# WoW Framerate bricht beim Frapsen ein !



## xTaR (7. September 2008)

Hi !

Ich will nur ein kleines Wow - Filmchen machen und hab mir dafür die alte Fraps Version gesaugt ( Die ohne Limit ). Nur die Framerate in WoW geht auf 3 - 5 FpS runter sobald ich das Video starte, in Gebieten wo ich sonst immer 75 FpS habe. 

Woran liegt das ? Mein System seht ihr ja in der Sig. 


MfG


----------



## aseari (7. September 2008)

Vielleicht ist die alte Version nicht sooo gut?
Dass beim Frapsen die FPS ein bisschen einbricht ist normal aber so heftig? Puh...

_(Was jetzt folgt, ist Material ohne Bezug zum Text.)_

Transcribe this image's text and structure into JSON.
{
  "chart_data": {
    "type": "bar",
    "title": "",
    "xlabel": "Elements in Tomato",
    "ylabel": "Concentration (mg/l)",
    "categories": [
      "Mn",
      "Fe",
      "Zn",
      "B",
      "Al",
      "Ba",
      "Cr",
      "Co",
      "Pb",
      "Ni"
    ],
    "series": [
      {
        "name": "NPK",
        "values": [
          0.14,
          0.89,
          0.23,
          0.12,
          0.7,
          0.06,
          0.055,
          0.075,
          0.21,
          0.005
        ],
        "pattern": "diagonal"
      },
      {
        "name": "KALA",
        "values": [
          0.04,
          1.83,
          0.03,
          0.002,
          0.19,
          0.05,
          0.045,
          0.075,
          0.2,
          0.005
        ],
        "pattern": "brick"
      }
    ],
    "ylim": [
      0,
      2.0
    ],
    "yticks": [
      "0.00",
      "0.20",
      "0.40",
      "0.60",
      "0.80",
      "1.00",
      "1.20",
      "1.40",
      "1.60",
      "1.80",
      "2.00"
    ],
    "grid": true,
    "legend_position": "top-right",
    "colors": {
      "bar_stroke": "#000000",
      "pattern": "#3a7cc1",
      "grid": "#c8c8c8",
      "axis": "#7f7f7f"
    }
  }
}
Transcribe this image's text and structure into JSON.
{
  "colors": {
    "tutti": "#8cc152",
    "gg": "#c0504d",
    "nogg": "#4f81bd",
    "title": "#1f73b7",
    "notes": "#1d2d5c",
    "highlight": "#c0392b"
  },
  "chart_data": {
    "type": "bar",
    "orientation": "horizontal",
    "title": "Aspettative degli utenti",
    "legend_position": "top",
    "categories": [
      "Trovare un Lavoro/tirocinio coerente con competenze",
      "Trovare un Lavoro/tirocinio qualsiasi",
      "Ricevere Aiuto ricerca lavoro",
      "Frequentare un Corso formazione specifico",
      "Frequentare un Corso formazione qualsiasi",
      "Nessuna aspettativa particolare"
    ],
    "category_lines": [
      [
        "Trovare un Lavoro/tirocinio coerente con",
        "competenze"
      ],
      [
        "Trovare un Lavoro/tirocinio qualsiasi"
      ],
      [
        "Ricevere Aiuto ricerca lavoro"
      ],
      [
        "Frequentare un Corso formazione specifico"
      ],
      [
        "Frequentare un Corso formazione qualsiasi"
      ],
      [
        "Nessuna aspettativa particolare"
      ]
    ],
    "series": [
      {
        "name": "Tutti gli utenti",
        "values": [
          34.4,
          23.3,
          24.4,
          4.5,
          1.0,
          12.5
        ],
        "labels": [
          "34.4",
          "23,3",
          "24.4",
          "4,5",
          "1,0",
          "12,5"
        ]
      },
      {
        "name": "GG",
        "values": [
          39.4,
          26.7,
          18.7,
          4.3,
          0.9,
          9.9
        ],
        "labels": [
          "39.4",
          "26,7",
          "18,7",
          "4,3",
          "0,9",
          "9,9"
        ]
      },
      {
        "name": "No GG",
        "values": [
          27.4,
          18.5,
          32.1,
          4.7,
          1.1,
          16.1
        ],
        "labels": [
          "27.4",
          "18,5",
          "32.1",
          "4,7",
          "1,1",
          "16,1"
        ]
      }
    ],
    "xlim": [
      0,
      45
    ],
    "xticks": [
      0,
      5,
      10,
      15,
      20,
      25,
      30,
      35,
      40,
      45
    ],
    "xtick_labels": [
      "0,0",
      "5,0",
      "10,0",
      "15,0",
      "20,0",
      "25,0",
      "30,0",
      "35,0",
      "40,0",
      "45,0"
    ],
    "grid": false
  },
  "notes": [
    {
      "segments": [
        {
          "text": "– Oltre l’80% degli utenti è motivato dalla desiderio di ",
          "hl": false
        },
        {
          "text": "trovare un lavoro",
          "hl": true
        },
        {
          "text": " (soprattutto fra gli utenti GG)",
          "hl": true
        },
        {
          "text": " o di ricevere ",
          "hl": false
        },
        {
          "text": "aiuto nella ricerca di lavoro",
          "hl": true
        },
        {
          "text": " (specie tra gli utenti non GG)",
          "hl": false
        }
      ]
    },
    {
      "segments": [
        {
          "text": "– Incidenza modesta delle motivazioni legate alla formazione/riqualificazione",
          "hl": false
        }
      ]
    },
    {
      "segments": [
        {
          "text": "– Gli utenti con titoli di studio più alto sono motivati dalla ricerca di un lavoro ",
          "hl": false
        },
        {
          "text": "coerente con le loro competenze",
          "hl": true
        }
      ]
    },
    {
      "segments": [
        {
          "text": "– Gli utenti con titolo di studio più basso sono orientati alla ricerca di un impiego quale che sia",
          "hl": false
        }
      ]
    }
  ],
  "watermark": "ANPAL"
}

Poste mal deine Systemdaten.


----------



## xTaR (7. September 2008)

aseari schrieb:


> Poste mal deine Systemdaten.



Lies mal ganz genau meinen Post durch und dann denke nochmal nach.


----------



## Carcharoth (7. September 2008)

xTaR schrieb:


> Lies mal ganz genau meinen Post durch und dann denke nochmal nach.



1. Geht das freundlicher
2. Ist das in der Signatur nicht direkt ersichtlich
3. Haben viele User die Signatur ausgeblendet
4. Ich glaub die Hilfe kannst dir jetzt abschmieren :>


----------



## xTaR (7. September 2008)

Carcharoth schrieb:


> 1. Geht das freundlicher
> 2. Ist das in der Signatur nicht direkt ersichtlich
> 3. Haben viele User die Signatur ausgeblendet
> 4. Ich glaub die Hilfe kannst dir jetzt abschmieren :>



Unglaublich , wie hilfsbereit und zuvorkommend die Mods hier sind.


----------



## Carcharoth (7. September 2008)

Unglaublich, wie frech die User hier sind... das waren ganz normale Hinweise.


----------



## Tikume (7. September 2008)

1. Wenn die Framerate so abschmiert liegt es am System. Vereinzelt gibt es Rechner die an für sich ok sind aber mit Fraps so gar nicht können. Ob das an einer verkorksten Windows Installation oder sonstwas liegt - kA.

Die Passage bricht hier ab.